For Canada and the Netherlands, their particular action against Syria should comfortably avoid any such criticism about the ‘real’ dispute. First, the facts alleged directly fall within the provisions of the CAT without appearing to misrepresent an alternative claim, ‘stuffed’ into the framework of the CAT. Second, the preconditions to ICJ jurisdiction under the CAT’s compromissory clause in Article 30 (attempted negotiations and arbitration) mean that, once those preconditions are met (as seems to be the case here), it is difficult to imagine that the Court will not consider there to be a dispute between the parties (of which all were aware) specifically in relation to the CAT (cf Belgium v Senegal, para 54) (though it is possible that, on the facts, an especially granular assessment by the Court of the existence of a dispute might reach different conclusions in relation to particular CAT provisions). In any case, at this early stage, establishing prima facie jurisdiction and the plausibility of rights (and claims) should not be too burdensome.

The scope of obligations under the CAT

The second point of interest I wish to flag relates to the scope of the obligations under the CAT that are asserted by Canada and the Netherlands. In their Application, Canada and the Netherlands assert violations of the CAT both on the basis of alleged acts of torture and other cruel treatment by Syria itself (e.g. at para 59(a) and (c)) and on the basis of its failure to fulfil the various prevention, investigation and other procedural obligations under the CAT (e.g. para 59(b), (d)-(l)). It is the former claims that are especially interesting, as nowhere in the CAT is there an explicit prohibition of torture; indeed, the prohibition of torture as a matter of international law was rather taken for granted by the drafters of the CAT, which itself was designed to make that prohibition effective (see Zach, Commentary to Art 1, para 133). The CAT thus focuses not on the negative duty (a prohibition of torture) but rather on various positive duties (of prevention and investigation).

In their request for provisional measures, Canada and the Netherlands assert that the CAT contains a negative duty prohibiting torture and other cruel treatment, without citing any authority for that proposition (PM Request, para 16). The UN Committee Against Torture does appear to treat torture by the State as itself a violation of the CAT (specifically of Articles 1 and/or 2(1)) (see, e.g., Ali Ben Salem v Tunisia, paras 16.4-16.5). Indeed, the preambular reference to the prohibition of torture under Article 7 ICCPR and the overriding aim of the CAT as enhancing the ‘struggle’ against torture (see also Belgium v Senegal, para 68) certainly offer a strong basis for arguing either that the prohibition itself is implicit in the CAT (most persuasively in the Article 2(1) duty of prevention), or that the conventional and customary prohibitions of torture are ‘relevant’ rules in the Article 31(3)(c) VCLT sense when interpreting the substantive CAT provisions.
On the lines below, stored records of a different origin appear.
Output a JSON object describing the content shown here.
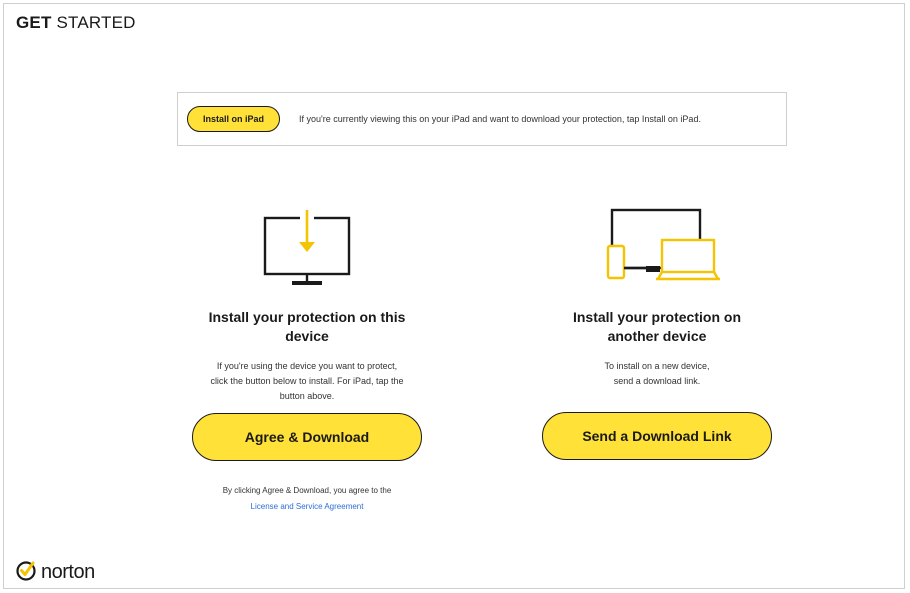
{
  "header": {
    "title_bold": "GET",
    "title_rest": " STARTED"
  },
  "ipad_banner": {
    "button_label": "Install on iPad",
    "text": "If you're currently viewing this on your iPad and want to download your protection, tap Install on iPad."
  },
  "this_device": {
    "icon": "monitor-download-icon",
    "heading_line1": "Install your protection on this",
    "heading_line2": "device",
    "desc_line1": "If you're using the device you want to protect,",
    "desc_line2": "click the button below to install. For iPad, tap the",
    "desc_line3": "button above.",
    "button_label": "Agree & Download",
    "legal_text": "By clicking Agree & Download, you agree to the",
    "legal_link": "License and Service Agreement"
  },
  "other_device": {
    "icon": "multiple-devices-icon",
    "heading_line1": "Install your protection on",
    "heading_line2": "another device",
    "desc_line1": "To install on a new device,",
    "desc_line2": "send a download link.",
    "button_label": "Send a Download Link"
  },
  "brand": {
    "name": "norton",
    "logo_icon": "norton-check-icon"
  },
  "colors": {
    "accent_yellow": "#ffe137",
    "link_blue": "#2a6fd6",
    "text_dark": "#1a1a1a"
  }
}
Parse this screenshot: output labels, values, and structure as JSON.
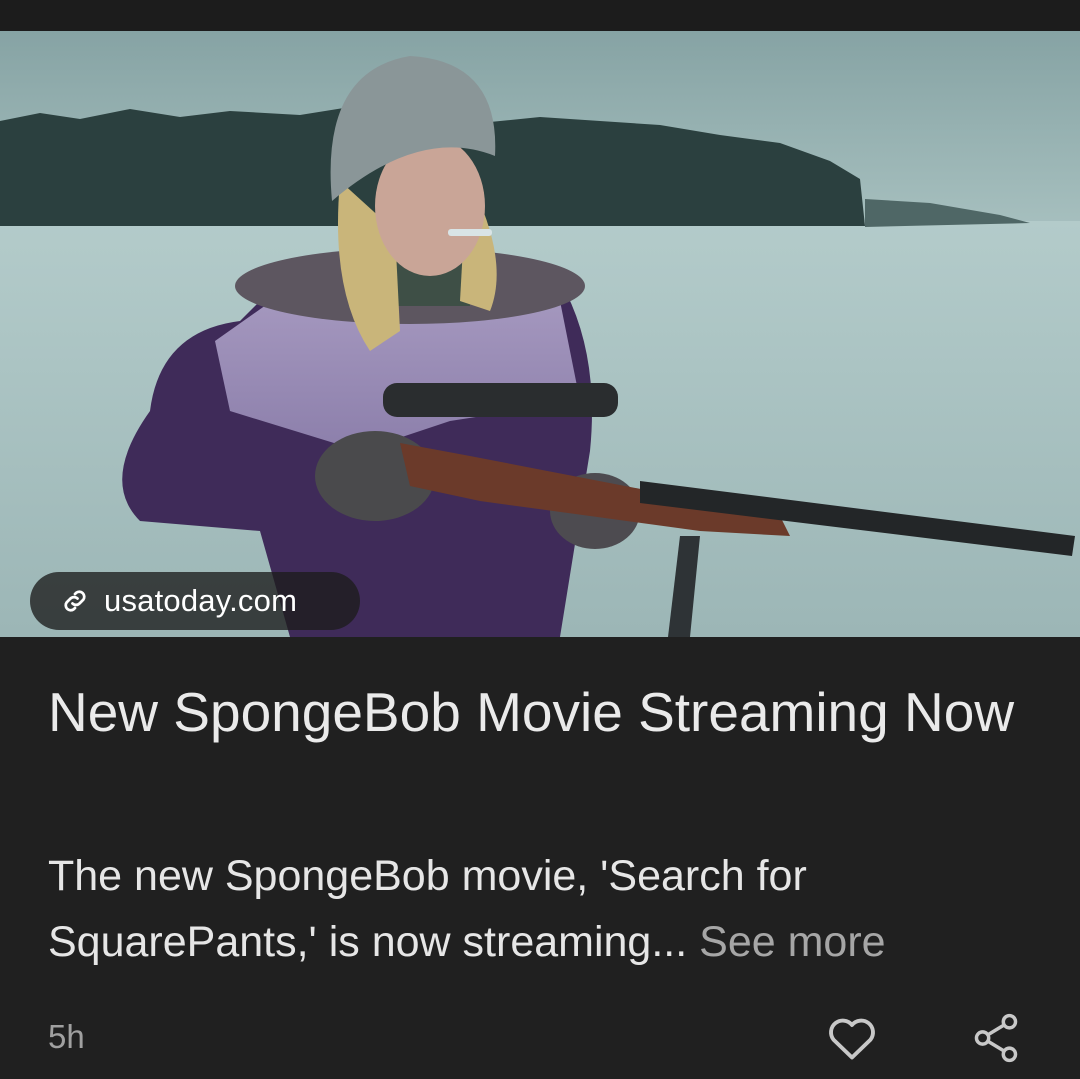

The latter approach brings us back to the Allegations of Genocide analogy and the question of extraneous rules.

The former approach, on the other hand, invites an analogy either to the Court’s (expansive) approach in Bosnia v Serbia or its more restrictive approach in Application of the ICSFT and CERD (Ukraine v Russia), both of which raised similar issues. In the former case, the Court relied on the text and object and purpose of the Genocide Convention to find that the positive duty of prevention in Article 1 a fortiori contains a negative duty prohibiting States parties themselves from committing genocide and the other covered acts (paras 166-9). In the latter case, the Court was faced with the similar argument that the International Convention on the Suppression of the Financing of Terrorism, which contains various positive duties concerning the domestic criminalisation of terrorist financing by individuals, also implicitly contains a negative duty prohibiting States parties themselves from financing terrorism. On the basis of the text and travaux, the Court rejected this argument, without explicit consideration of its reasoning in Bosnia v Serbia (notwithstanding that the parties themselves raised this analogy in their pleadings) (para 59).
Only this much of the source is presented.